Als ich beim Schachspiel erstmals Dich besiegte,
da wars auch schon zum allerletzten Mal.
Das Leben hatte gegen Dich entschieden,
undenkbar jeder weitere Versuch

Gelassen nahm das Schicksal Deine Stifte,
Papiere, Pinsel, Tuschen, still an sich,
versagte Dir den Zugang zu Geräten,
erklärte Deine Arbeit für getan

Wir sahen Deine Welt sich stetig wandeln
und Dich in ihr, bis auch das letzte Band,
das Wenn mit Dann verknüpft, zerrissen, lose,
in Deinen regen Händen nutzlos lag

Wir sahen Deinen Weg sein Ziel verlieren,
dein Handeln seine ordnende Struktur,
es kam der Tag des Singens mit den Vögeln,
im Garten mit den Freunden, die Dir fremd

Und über allem lebte frei in Liebe,
Gefühl und Klang und Farben, Deine Seele,
empfindsam, edel, zärtlich und in Sorge,
von keiner Maske länger mehr geschützt

Kein Anspruch ist auf unversehrtes Bleiben,
nicht auf verstanden werden noch verstehen,
wir mögen fordern, doch es wird uns nicht gewährt;
Trost liegt im Hoffen auf Gedenken nur allein.
 

MH

Mitglied
hallo gareth,

ich weiss nicht warum, aber schon nach dem lesen der ersten beiden zeilen wusste ich worum es in diesem werk gehen wird.

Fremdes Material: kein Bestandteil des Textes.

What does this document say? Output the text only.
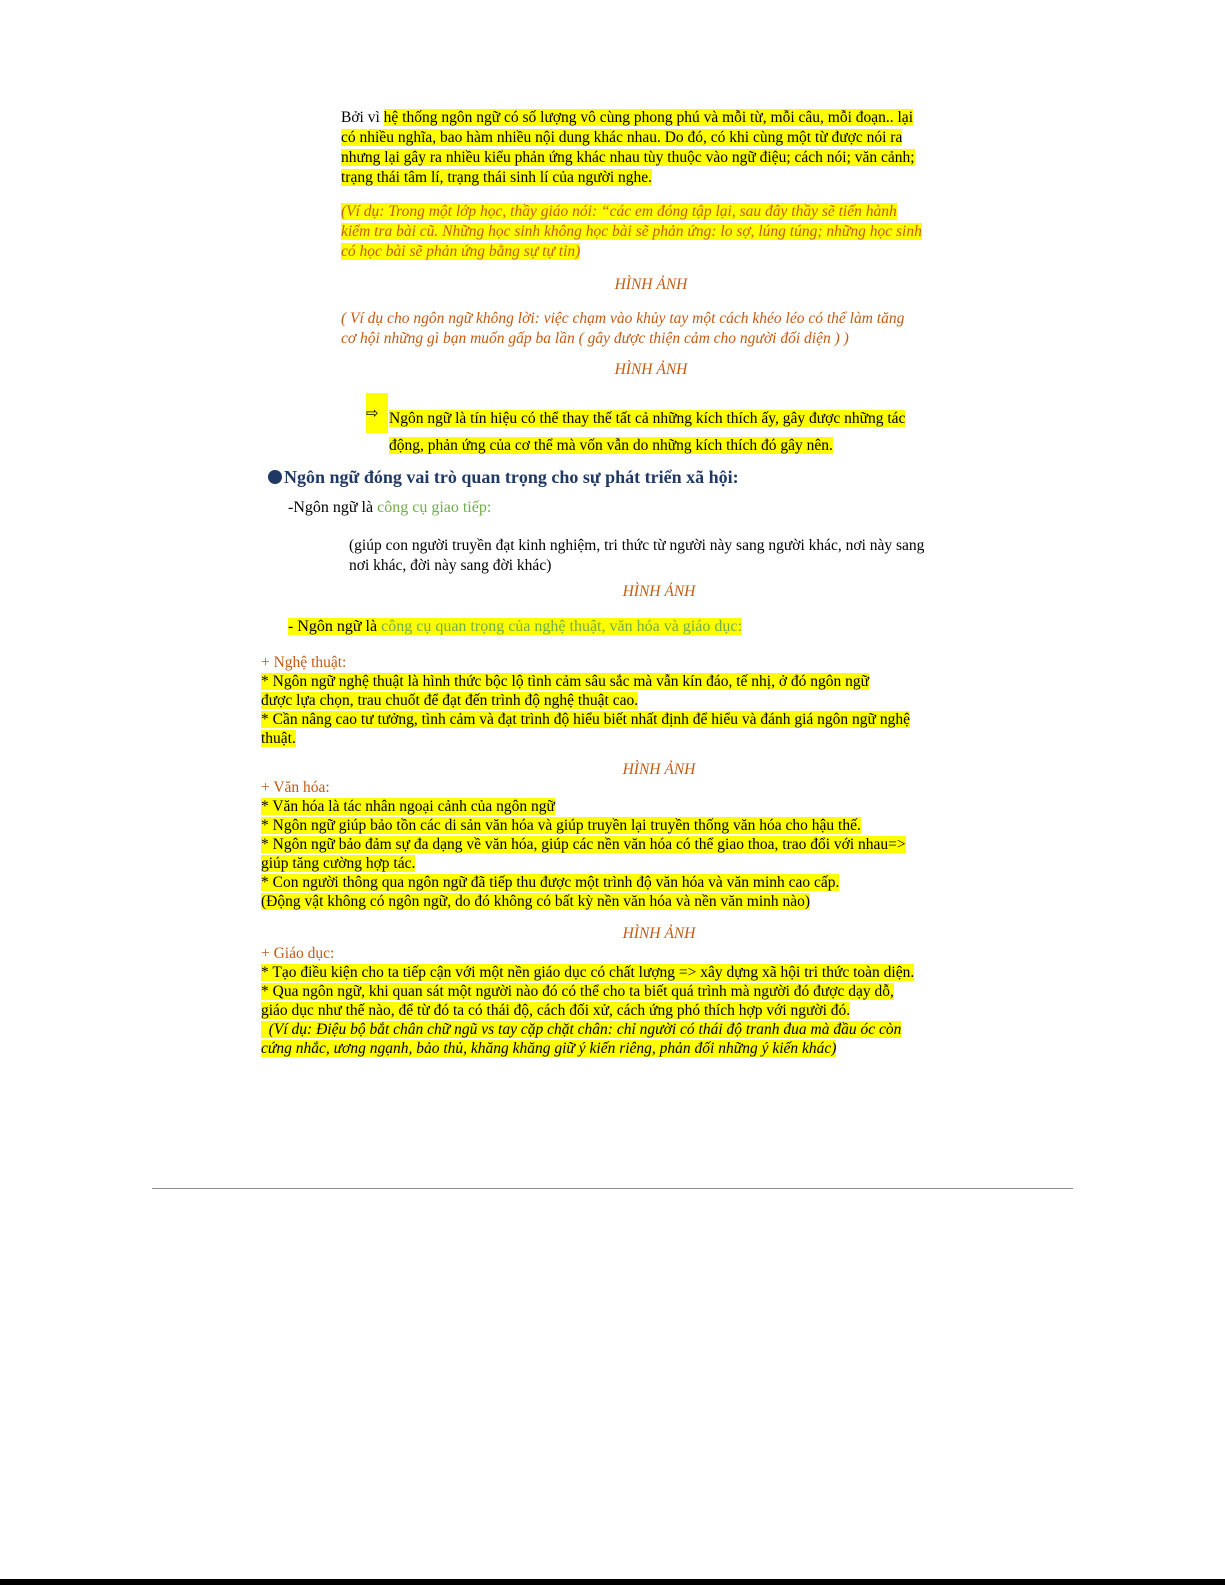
Bởi vì hệ thống ngôn ngữ có số lượng vô cùng phong phú và mỗi từ, mỗi câu, mỗi đoạn.. lại
có nhiều nghĩa, bao hàm nhiều nội dung khác nhau. Do đó, có khi cùng một từ được nói ra
nhưng lại gây ra nhiều kiểu phản ứng khác nhau tùy thuộc vào ngữ điệu; cách nói; văn cảnh;
trạng thái tâm lí, trạng thái sinh lí của người nghe.
(Ví dụ: Trong một lớp học, thầy giáo nói: “các em đóng tập lại, sau đây thầy sẽ tiến hành
kiểm tra bài cũ. Những học sinh không học bài sẽ phản ứng: lo sợ, lúng túng; những học sinh
có học bài sẽ phản ứng bằng sự tự tin)
HÌNH ẢNH
( Ví dụ cho ngôn ngữ không lời: việc chạm vào khủy tay một cách khéo léo có thể làm tăng
cơ hội những gì bạn muốn gấp ba lần ( gây được thiện cảm cho người đối diện ) )
HÌNH ẢNH
⇨ Ngôn ngữ là tín hiệu có thể thay thế tất cả những kích thích ấy, gây được những tác
động, phản ứng của cơ thể mà vốn vẫn do những kích thích đó gây nên.
Ngôn ngữ đóng vai trò quan trọng cho sự phát triển xã hội:
-Ngôn ngữ là công cụ giao tiếp:
(giúp con người truyền đạt kinh nghiệm, tri thức từ người này sang người khác, nơi này sang
nơi khác, đời này sang đời khác)
HÌNH ẢNH
- Ngôn ngữ là công cụ quan trọng của nghệ thuật, văn hóa và giáo dục:
+ Nghệ thuật:
* Ngôn ngữ nghệ thuật là hình thức bộc lộ tình cảm sâu sắc mà vẫn kín đáo, tế nhị, ở đó ngôn ngữ
được lựa chọn, trau chuốt để đạt đến trình độ nghệ thuật cao.
* Cần nâng cao tư tưởng, tình cảm và đạt trình độ hiểu biết nhất định để hiểu và đánh giá ngôn ngữ nghệ
thuật.
HÌNH ẢNH
+ Văn hóa:
* Văn hóa là tác nhân ngoại cảnh của ngôn ngữ
* Ngôn ngữ giúp bảo tồn các di sản văn hóa và giúp truyền lại truyền thống văn hóa cho hậu thế.
* Ngôn ngữ bảo đảm sự đa dạng về văn hóa, giúp các nền văn hóa có thể giao thoa, trao đổi với nhau=>
giúp tăng cường hợp tác.
* Con người thông qua ngôn ngữ đã tiếp thu được một trình độ văn hóa và văn minh cao cấp.
(Động vật không có ngôn ngữ, do đó không có bất kỳ nền văn hóa và nền văn minh nào)
HÌNH ẢNH
+ Giáo dục:
* Tạo điều kiện cho ta tiếp cận với một nền giáo dục có chất lượng => xây dựng xã hội tri thức toàn diện.
* Qua ngôn ngữ, khi quan sát một người nào đó có thể cho ta biết quá trình mà người đó được dạy dỗ,
giáo dục như thế nào, để từ đó ta có thái độ, cách đối xử, cách ứng phó thích hợp với người đó.
(Ví dụ: Điệu bộ bắt chân chữ ngũ vs tay cặp chặt chân: chỉ người có thái độ tranh đua mà đầu óc còn
cứng nhắc, ương ngạnh, bảo thủ, khăng khăng giữ ý kiến riêng, phản đối những ý kiến khác)
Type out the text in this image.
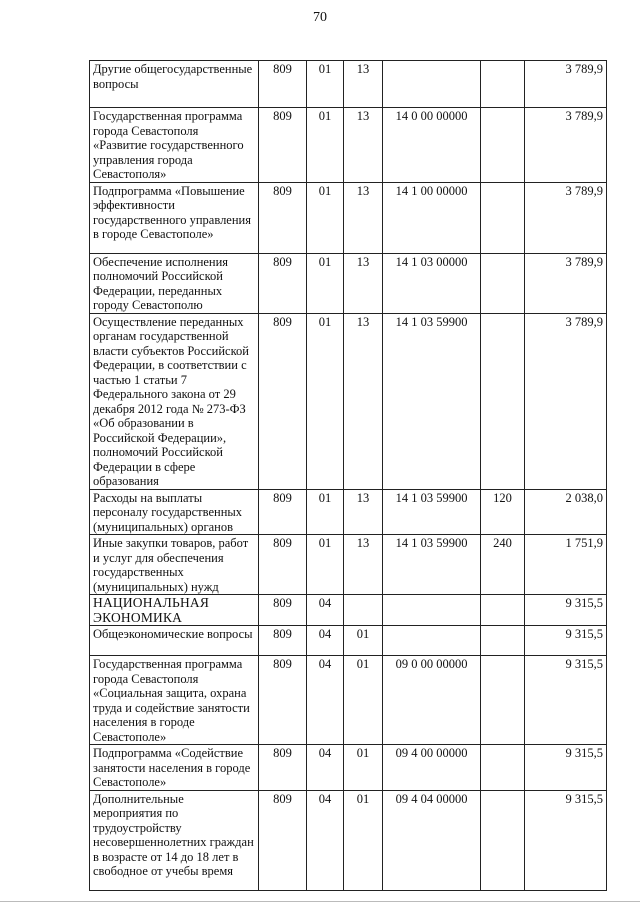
70
Другие общегосударственные вопросы	809	01	13			3 789,9
Государственная программа города Севастополя «Развитие государственного управления города Севастополя»	809	01	13	14 0 00 00000		3 789,9
Подпрограмма «Повышение эффективности государственного управления в городе Севастополе»	809	01	13	14 1 00 00000		3 789,9
Обеспечение исполнения полномочий Российской Федерации, переданных городу Севастополю	809	01	13	14 1 03 00000		3 789,9
Осуществление переданных органам государственной власти субъектов Российской Федерации, в соответствии с частью 1 статьи 7 Федерального закона от 29 декабря 2012 года № 273-ФЗ «Об образовании в Российской Федерации», полномочий Российской Федерации в сфере образования	809	01	13	14 1 03 59900		3 789,9
Расходы на выплаты персоналу государственных (муниципальных) органов	809	01	13	14 1 03 59900	120	2 038,0
Иные закупки товаров, работ и услуг для обеспечения государственных (муниципальных) нужд	809	01	13	14 1 03 59900	240	1 751,9
НАЦИОНАЛЬНАЯ ЭКОНОМИКА	809	04				9 315,5
Общеэкономические вопросы	809	04	01			9 315,5
Государственная программа города Севастополя «Социальная защита, охрана труда и содействие занятости населения в городе Севастополе»	809	04	01	09 0 00 00000		9 315,5
Подпрограмма «Содействие занятости населения в городе Севастополе»	809	04	01	09 4 00 00000		9 315,5
Дополнительные мероприятия по трудоустройству несовершеннолетних граждан в возрасте от 14 до 18 лет в свободное от учебы время	809	04	01	09 4 04 00000		9 315,5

ich habe mich mit diesem thema, ohne direkt oder indirekt betroffen zu sein, aus irgendeinem merkwürdigen anstoss heraus literarisch ein wenig auseinandergesetzt und muss dir sagen: selten hat jemand so gute worte gefunden.

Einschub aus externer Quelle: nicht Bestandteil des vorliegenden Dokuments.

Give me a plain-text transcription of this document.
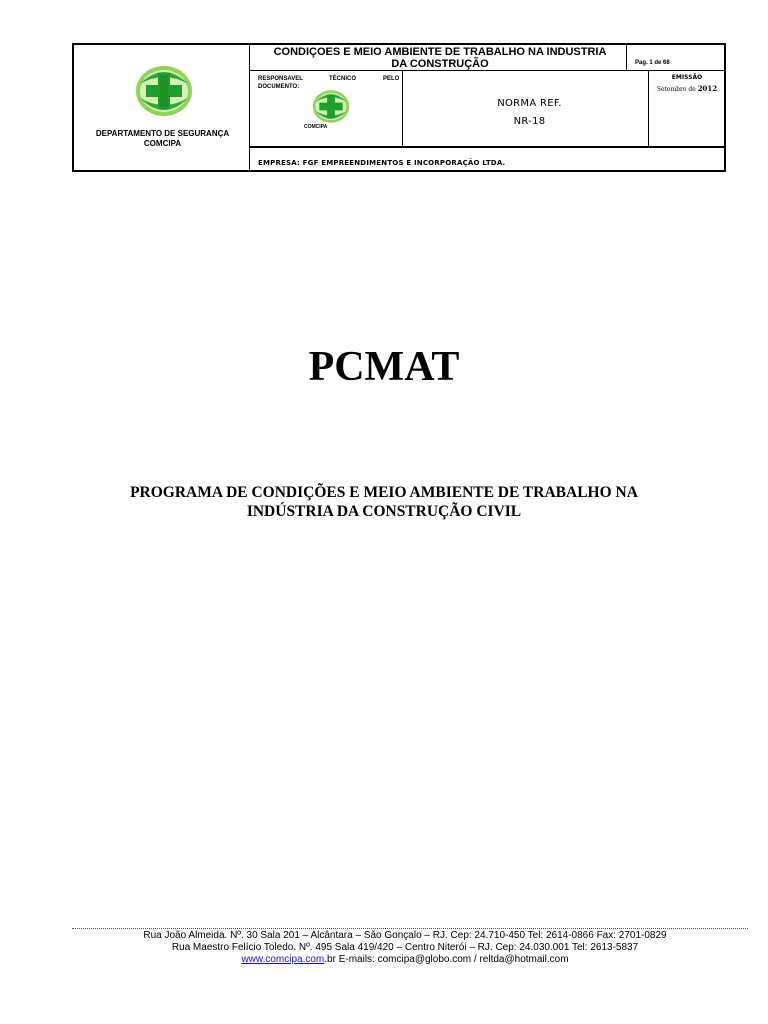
DEPARTAMENTO DE SEGURANÇA
COMCIPA
CONDIÇOES E MEIO AMBIENTE DE TRABALHO NA INDUSTRIA
DA CONSTRUÇÃO	Pag. 1 de 68
RESPONSAVEL	TÉCNICO	PELO
DOCUMENTO:
COMCIPA
NORMA REF.
NR-18
EMISSÃO
Setembro de 2012
EMPRESA: FGF EMPREENDIMENTOS E INCORPORAÇÃO LTDA.
PCMAT
PROGRAMA DE CONDIÇÕES E MEIO AMBIENTE DE TRABALHO NA
INDÚSTRIA DA CONSTRUÇÃO CIVIL
Rua João Almeida. Nº. 30 Sala 201 – Alcântara – São Gonçalo – RJ. Cep: 24.710-450 Tel: 2614-0866 Fax: 2701-0829
Rua Maestro Felício Toledo. Nº. 495 Sala 419/420 – Centro Niterói – RJ. Cep: 24.030.001 Tel: 2613-5837
www.comcipa.com.br E-mails: comcipa@globo.com / reltda@hotmail.com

es fällt schwer hier zu loben, zu kritisieren, wenn man die position des autors nicht genau kennt, sein anliegen und die ursache - dennoch, hervorheben möchte ich

Wir sahen Deine Welt sich stetig wandeln
und Dich in ihr, bis auch das letzte Band,
das Wenn mit Dann verknüpft, zerrissen, lose,
in Deinen regen Händen nutzlos lag

denn diese stelle zwingt zum erstarren, zum nochmals lesen, macht selber sprachlos.

mfgMH
 

Montgelas

Mitglied
Distanz, die Nähe zeigt !

lieber gareth,

ich bewundere es immer, wenn reimlos
ein text eine musikalität entwickelt,
die aus dem thema heraus geboren wird.
perfekt die form ! Schafft sie doch autor
wie leser eine distanz zu halten, die nötig
ist einen solchen "abschied" sprache zu verleihen.

diese distanz, und das halte ich für sehr gelungen,
läßt die tiefe nähe des autors zu seinem prot.
warm aufleuchten. die verbundenheit beider
wird in jeder zeile deutlich.


alles gute

montgelas
 

Walther

Mitglied
Guten Tag, Gareth!

Dein Gedicht ist durchaus ein Gewinn für die Leselupe. Es wäre nicht nur einer für dieses Forum. Mein Lob, besonders ein überschwängliches, muß man sich in der Regel hart verdienen, wie andere hier schon bemerkt haben. :D Asche auf mein Haupt.

Eigentlich sollte man hier Textarbeit leisten, daher will ich mit diese "Lobhudeleien" belassen und einige bemerkenswerte Eigenschaften Deines Beitrags hervorheben. Die erste: Es ist Dir trotz der Länge des Beitrags gelungen, einen Spannungsbogen aufzubauen, der es erscheinen läßt, daß keines Deiner Wörter, kein Vers und keine Strophe zuviel ist. Eigentlich sollen Gedichte "dicht" sein und damit auch kurz. Langatmigkeit ist nichts für die Lyrik.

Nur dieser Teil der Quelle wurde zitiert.